As we have been saying for months, this isn’t a
Catholic-only issue. It goes to the very heart of our
American experiment, and threatens a doctrine the
West has cherished for generations. But the word is
spreading, and a recent move by one of America’s
foremost Evangelical colleges has made it clear that
many Christians are willing to stand together in defense
of religious liberty.
And as Dr. Timothy George, dean of Beeson Divinity
School, chairman of the Colson Center, and co-author
of the Manhattan Declaration, pointed out at our recent
Wilberforce Weekend, it was a Protestant standing up
for Catholics who gave us the idea of religious freedom
as we now know it when he broke the spiral of silence
four centuries ago.
In 1612, the English-speaking world first heard the
radical idea of Thomas Helwys, a British missionary
who co-founded the Baptist denomination. Helwys
sought to challenge King James I’s tyranny over
religion. This was no easy or safe task. For years, those
who sought to practice Christianity according to their
own consciences faced severe persecution. The year
before, Baptist Edward Wightman was been burned at
the stake for his beliefs. And while Helwys was
working in The Netherlands, his own wife was thrown
into prison back home.
Desperate to stop the persecution, Helwys spoke up.

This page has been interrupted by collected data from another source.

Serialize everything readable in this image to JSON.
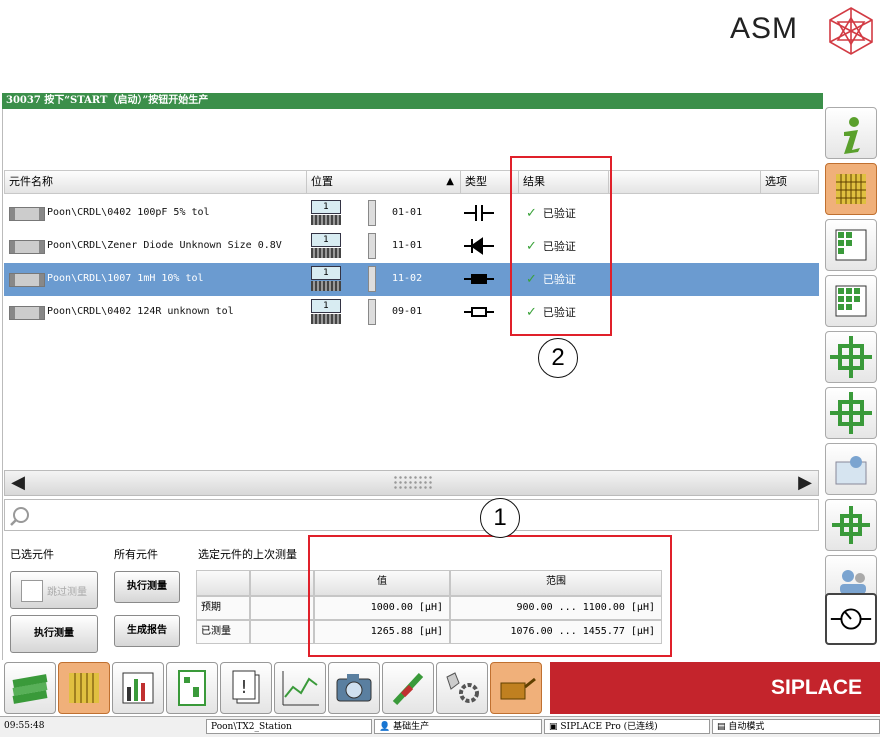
{
  "brand": {
    "logo_text": "ASM",
    "siplace_text": "SIPLACE"
  },
  "title": "30037 按下“START（启动）”按钮开始生产",
  "table": {
    "headers": {
      "name": "元件名称",
      "position": "位置",
      "type": "类型",
      "result": "结果",
      "options": "选项"
    },
    "rows": [
      {
        "name": "Poon\\CRDL\\0402 100pF 5% tol",
        "feeder": "1",
        "slot": "01-01",
        "symbol": "capacitor-symbol-icon",
        "result": "已验证",
        "selected": false
      },
      {
        "name": "Poon\\CRDL\\Zener Diode Unknown Size 0.8V",
        "feeder": "1",
        "slot": "11-01",
        "symbol": "diode-symbol-icon",
        "result": "已验证",
        "selected": false
      },
      {
        "name": "Poon\\CRDL\\1007 1mH 10% tol",
        "feeder": "1",
        "slot": "11-02",
        "symbol": "inductor-symbol-icon",
        "result": "已验证",
        "selected": true
      },
      {
        "name": "Poon\\CRDL\\0402 124R unknown tol",
        "feeder": "1",
        "slot": "09-01",
        "symbol": "resistor-symbol-icon",
        "result": "已验证",
        "selected": false
      }
    ]
  },
  "callouts": {
    "one": "1",
    "two": "2"
  },
  "bottom_panel": {
    "selected_components": "已选元件",
    "all_components": "所有元件",
    "last_measurement": "选定元件的上次测量",
    "skip_button": "跳过测量",
    "execute_measure_top": "执行测量",
    "execute_measure": "执行测量",
    "generate_report": "生成报告",
    "measure_headers": {
      "value": "值",
      "range": "范围"
    },
    "expected": {
      "label": "预期",
      "value": "1000.00 [μH]",
      "range": "900.00 ... 1100.00 [μH]"
    },
    "measured": {
      "label": "已测量",
      "value": "1265.88 [μH]",
      "range": "1076.00 ... 1455.77 [μH]"
    }
  },
  "status_bar": {
    "time": "09:55:48",
    "station": "Poon\\TX2_Station",
    "mode": "基础生产",
    "software": "SIPLACE Pro (已连线)",
    "auto": "自动模式"
  },
  "colors": {
    "title_green": "#3b8f4a",
    "selection_blue": "#6b9bd0",
    "siplace_red": "#c4242c",
    "highlight_red": "#e0202a"
  }
}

But rather than beg the king for mercy, he made an
audacious move that ultimately cost him his life.
With his book, “A Short Declaration on the Mystery of
Iniquity,” hot off the press, Helwys attached a polite
cover letter and mailed this historic defense of religious
liberty to King James. Needless to say, the king was
less than pleased, and four years later, Helwys died in
Newgate Prison, a victim of the persecution he sought
to end.
But the radical idea of his book (and the church he
helped start) lived on, and was adopted not only in
England, but throughout the Western World — most
famously in the First Amendment of our own
Constitution.
His words renouncing the persecution against Roman
Catholics are worth repeating here:
“For we do freely profess that our lord the king [of
England] has no more power over their consciences
than over ours, and that is none at all. For our lord the
king is but an earthly king, and he has no authority as a
king but in earthly causes…For men’s religion to God
is between God and themselves.”
Earlier this month, the Evangelical Wheaton College
joined its voice with the growing ranks of Catholic
institutions suing the Obama Administration over the
HHS mandate. Wheaton filed the suit jointly with The
Catholic University of America, making this “the first
ever partnership between Evangelicals and Catholics
opposing the same regulation in the same court.”
This historic decision “shows the broad consensus” that
the HHS mandate threatens everyone’s religious
liberty, says Kyle Duncan, General Counsel for the
Becket Fund, which is representing both schools.
Thomas Helwys would be proud. As another
overreaching government tries to forbid us from living
out our faith in all areas of life, we need to join with
Wheaton and Catholic University and stand together,
across our faith traditions, for the freedom Helwys
helped give us, and remind this government that our
consciences answer to a higher King than James.